Don’t make me laugh.

So ,why, then, do I feel a conviction that, if possible, if things work out, if, if, if, I’d so love to stay a part of this team?

  • Because I’ve never heard so many people cackle and giggle so much through an INSET day.
  • Because I saw SLT hugging staff to welcome them back.
  • Because some cracking quotes set the tone for the week. I give you: ‘Train people well enough so they can leave, treat them well enough so they don’t want to.’ (Branson).
  • Because I found myself nodding, smiling, physically concurring through two days’ positive, passionate, profession and informed INSET,
  • Because I feel trusted to run meetings, organise coaching, organise my own time, my own homework, my own merits, my own clothing
  • Because I feel genuinely welcome, with a friendly greeting in every encounter.
  • Because I feel I can be myself, apologise for my mistakes, celebrate my department’s triumphs, and resolve issues calmly and positively and with confidence that they can be sorted.
  • Because I have an intelligent, wise, talented and diverse team.
  • Because I was able to take my daughter to her gymnastics class tonight without bleeding my neighbours dry for favours.

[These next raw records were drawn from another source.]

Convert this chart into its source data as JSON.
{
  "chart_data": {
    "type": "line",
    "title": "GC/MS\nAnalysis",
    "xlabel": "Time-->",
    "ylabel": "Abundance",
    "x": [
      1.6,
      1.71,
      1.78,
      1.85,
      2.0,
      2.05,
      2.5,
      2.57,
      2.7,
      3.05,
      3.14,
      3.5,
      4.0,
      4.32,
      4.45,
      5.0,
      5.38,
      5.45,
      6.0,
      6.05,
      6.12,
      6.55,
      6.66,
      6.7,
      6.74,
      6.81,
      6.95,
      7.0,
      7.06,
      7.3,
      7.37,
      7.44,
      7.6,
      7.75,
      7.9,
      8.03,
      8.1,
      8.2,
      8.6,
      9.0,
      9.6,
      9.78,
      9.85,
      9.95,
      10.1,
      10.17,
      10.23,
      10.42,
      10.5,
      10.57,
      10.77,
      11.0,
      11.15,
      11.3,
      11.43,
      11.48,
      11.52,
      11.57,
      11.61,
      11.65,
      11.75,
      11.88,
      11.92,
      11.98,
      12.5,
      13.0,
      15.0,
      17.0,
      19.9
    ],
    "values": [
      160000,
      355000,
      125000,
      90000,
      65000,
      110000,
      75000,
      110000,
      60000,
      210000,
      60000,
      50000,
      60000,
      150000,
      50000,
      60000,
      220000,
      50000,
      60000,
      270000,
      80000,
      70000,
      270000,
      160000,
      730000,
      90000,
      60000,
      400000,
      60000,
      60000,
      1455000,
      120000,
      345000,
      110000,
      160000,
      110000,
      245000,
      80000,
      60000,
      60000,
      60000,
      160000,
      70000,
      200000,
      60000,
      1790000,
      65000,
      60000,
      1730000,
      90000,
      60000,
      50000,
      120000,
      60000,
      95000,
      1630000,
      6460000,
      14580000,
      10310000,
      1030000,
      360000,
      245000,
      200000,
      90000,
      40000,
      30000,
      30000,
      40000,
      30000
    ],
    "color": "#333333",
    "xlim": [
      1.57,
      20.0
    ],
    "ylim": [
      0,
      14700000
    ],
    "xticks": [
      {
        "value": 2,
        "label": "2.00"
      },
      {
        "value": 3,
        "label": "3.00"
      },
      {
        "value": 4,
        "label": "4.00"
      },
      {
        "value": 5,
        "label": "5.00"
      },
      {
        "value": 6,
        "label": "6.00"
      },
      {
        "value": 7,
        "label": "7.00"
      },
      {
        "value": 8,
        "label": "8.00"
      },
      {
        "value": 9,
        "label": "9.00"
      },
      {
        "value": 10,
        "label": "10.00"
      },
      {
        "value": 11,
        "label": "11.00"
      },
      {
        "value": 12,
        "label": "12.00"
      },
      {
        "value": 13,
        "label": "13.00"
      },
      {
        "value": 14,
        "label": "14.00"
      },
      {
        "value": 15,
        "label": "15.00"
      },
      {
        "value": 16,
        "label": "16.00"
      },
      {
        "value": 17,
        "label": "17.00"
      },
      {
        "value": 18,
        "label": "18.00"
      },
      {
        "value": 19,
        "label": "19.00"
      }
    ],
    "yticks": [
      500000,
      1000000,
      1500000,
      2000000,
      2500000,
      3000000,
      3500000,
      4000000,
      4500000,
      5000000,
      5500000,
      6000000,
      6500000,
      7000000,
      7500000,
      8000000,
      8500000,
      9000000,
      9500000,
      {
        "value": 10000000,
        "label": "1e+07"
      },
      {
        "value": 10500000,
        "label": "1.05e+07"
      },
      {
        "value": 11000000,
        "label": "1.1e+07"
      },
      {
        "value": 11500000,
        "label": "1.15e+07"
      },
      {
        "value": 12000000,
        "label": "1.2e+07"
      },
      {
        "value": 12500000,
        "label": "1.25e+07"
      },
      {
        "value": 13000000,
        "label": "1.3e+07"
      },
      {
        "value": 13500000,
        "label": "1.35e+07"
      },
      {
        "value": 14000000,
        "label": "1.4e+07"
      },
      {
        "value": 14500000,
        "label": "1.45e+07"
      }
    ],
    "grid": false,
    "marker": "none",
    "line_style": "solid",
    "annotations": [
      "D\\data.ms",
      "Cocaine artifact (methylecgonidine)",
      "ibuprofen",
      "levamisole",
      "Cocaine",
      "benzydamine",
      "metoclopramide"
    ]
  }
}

John Tomsett writes of ‘love over fear’ in Leadership. All the research tells us what a hugely emotional investment teaching is. It truly breaks a little piece of my heart to leave colleagues –and above all, students – when I leave schools (though I know of course this must happen at times and is life).

So when I introduced myself to my classes today and yesterday, the thought of leaving them in three months grated horribly and made me feel genuinely sad. Just as it should be, I have a long way to go to establish myself with my colleagues; to earn their trust and respect. And the thought of making headway and then walking away feels a little wrong.

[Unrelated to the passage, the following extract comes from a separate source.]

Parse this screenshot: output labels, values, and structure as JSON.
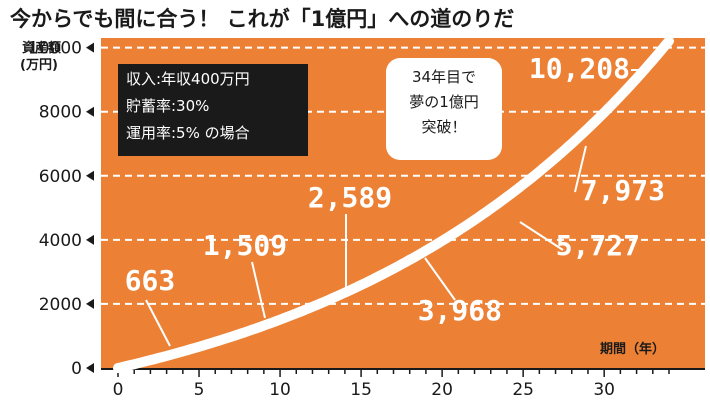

I think, after five years and eight in my successive two London schools, I’m a stayer really. There are few better feelings than being part of the furniture. Maybe one day I’ll be able to flit in and out of schools and stand-in and support then walk away. But not yet. At least I hope not.

Of course, I may be wrong, but it’s a while since I’ve ended a working week feeling this positive. So hoorah to that.